Chisamba District is a district of Central Province, Zambia. It covers a total surface area of 5,204.5 sq km and is known for its agricultural activities with over 32,000 small scale farming families and 256 commercial farmers, the majority of whom are white Zambians. It shares borders with Lusaka, Chongwe, Chibombo, Kabwe, Kapiri Mposhi and Luano Districts. As of the 2022 Zambian Census, the district had a population of 160,828 people.

== History ==
Chisamba District was created in 2013 (by splitting Chibombo District), due to the efforts of Zambian president Michael Sata. The first District Commissioner was Ferdinard Chipindi.
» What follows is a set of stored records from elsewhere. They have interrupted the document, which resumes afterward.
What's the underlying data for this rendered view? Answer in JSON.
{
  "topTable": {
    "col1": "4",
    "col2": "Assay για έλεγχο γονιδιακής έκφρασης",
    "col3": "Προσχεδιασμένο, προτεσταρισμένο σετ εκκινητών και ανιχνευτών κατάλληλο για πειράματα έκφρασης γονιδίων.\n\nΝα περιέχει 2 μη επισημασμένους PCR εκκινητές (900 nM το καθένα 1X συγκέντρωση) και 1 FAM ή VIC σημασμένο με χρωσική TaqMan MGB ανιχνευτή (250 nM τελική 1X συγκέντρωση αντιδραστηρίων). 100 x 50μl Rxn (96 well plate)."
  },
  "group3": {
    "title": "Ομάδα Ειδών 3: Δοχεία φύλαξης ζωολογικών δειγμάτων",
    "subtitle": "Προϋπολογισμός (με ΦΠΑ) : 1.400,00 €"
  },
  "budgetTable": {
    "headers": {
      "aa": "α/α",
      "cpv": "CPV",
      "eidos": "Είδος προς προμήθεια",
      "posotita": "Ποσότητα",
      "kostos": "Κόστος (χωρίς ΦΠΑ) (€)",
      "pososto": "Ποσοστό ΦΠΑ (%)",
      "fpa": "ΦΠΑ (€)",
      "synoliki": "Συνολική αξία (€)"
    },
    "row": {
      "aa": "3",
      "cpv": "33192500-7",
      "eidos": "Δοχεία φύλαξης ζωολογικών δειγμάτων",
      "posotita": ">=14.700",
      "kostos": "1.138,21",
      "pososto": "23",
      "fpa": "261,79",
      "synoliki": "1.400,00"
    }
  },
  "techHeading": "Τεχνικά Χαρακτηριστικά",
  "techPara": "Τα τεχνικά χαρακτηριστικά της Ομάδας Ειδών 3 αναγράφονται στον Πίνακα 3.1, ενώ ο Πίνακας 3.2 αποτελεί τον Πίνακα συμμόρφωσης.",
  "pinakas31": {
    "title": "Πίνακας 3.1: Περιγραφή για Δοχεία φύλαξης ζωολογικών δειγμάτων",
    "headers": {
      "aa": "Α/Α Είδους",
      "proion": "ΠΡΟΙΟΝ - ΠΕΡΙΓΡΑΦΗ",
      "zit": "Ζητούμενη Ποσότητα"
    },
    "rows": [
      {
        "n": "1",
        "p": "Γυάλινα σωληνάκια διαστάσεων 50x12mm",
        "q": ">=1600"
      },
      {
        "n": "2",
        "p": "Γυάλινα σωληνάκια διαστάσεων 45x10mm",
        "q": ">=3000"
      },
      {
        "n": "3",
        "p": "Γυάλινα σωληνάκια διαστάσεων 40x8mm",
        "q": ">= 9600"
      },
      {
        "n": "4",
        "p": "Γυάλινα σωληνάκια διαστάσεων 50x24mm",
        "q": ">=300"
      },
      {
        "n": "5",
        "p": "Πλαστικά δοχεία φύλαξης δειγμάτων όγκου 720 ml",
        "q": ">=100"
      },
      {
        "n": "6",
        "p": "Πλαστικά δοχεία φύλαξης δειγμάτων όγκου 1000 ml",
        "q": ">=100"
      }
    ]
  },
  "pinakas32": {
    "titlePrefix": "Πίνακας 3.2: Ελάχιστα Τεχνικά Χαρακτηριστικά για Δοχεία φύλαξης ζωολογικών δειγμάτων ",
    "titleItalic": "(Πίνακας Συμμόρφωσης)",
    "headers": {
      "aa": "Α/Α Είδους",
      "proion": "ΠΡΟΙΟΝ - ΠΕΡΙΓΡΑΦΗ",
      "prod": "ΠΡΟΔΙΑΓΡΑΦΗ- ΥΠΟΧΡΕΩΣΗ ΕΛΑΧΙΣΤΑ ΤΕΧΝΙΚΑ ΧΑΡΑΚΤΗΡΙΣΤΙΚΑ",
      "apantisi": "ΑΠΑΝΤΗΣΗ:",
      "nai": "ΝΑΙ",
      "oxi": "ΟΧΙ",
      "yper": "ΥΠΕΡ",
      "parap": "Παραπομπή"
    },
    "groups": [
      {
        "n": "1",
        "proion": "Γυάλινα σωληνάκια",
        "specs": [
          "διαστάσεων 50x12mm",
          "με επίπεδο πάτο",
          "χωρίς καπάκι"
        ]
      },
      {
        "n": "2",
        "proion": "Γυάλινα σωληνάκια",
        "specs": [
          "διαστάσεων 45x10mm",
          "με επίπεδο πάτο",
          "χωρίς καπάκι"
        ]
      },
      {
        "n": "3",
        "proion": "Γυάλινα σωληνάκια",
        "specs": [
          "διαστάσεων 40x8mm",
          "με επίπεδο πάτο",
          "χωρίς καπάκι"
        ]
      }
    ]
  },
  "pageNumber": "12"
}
The district's founding was possible due to land given for district development by Chief Chamuka of the Lenje speaking people. At its founding, the district had a population of 87,828. By 2022, this had grown to 160,828.

In December 2018, the Mwomboshi Dam was completed on the river of the same name. The project cost $28 million in US dollars. The dam created a reservoir with the capacity to store 61 million cubic meters of water, intended for irrigation. The dam is expected to mitigate the effect of droughts and seasonal variation in rainfall. 250 families were displaced by the dam and reservoir.

== Geography ==
Chisamba district is fed by three rivers, the Mwomboshi, Musuwishi and Mulungushi. It is also surrounded by the Miombo woodlands, which are a designated bird sanctuary.

=== Agriculture ===
Chisamba district lies in the region that has one of the most favorable rain patterns across the central region and falls on the country’s fertile belt that extends from the western reaches of the province through to the easterly-northeast into Mkushi. Chisamba as an area has always been renowned to be championing the agriculture sector in the country even before it was declared a district. The consistency in the climatic and geographical character of the district presents it as one of low-risk potential investment areas in agriculture due to environmental predictability.

=== Mining ===
Despite being a known agriculture district, Chisamba has a number of mineral deposits specifically in Mwantaya Ward. Currently, the known mineral deposits in the district include; Gold, Copper, Iron Ore and Silver.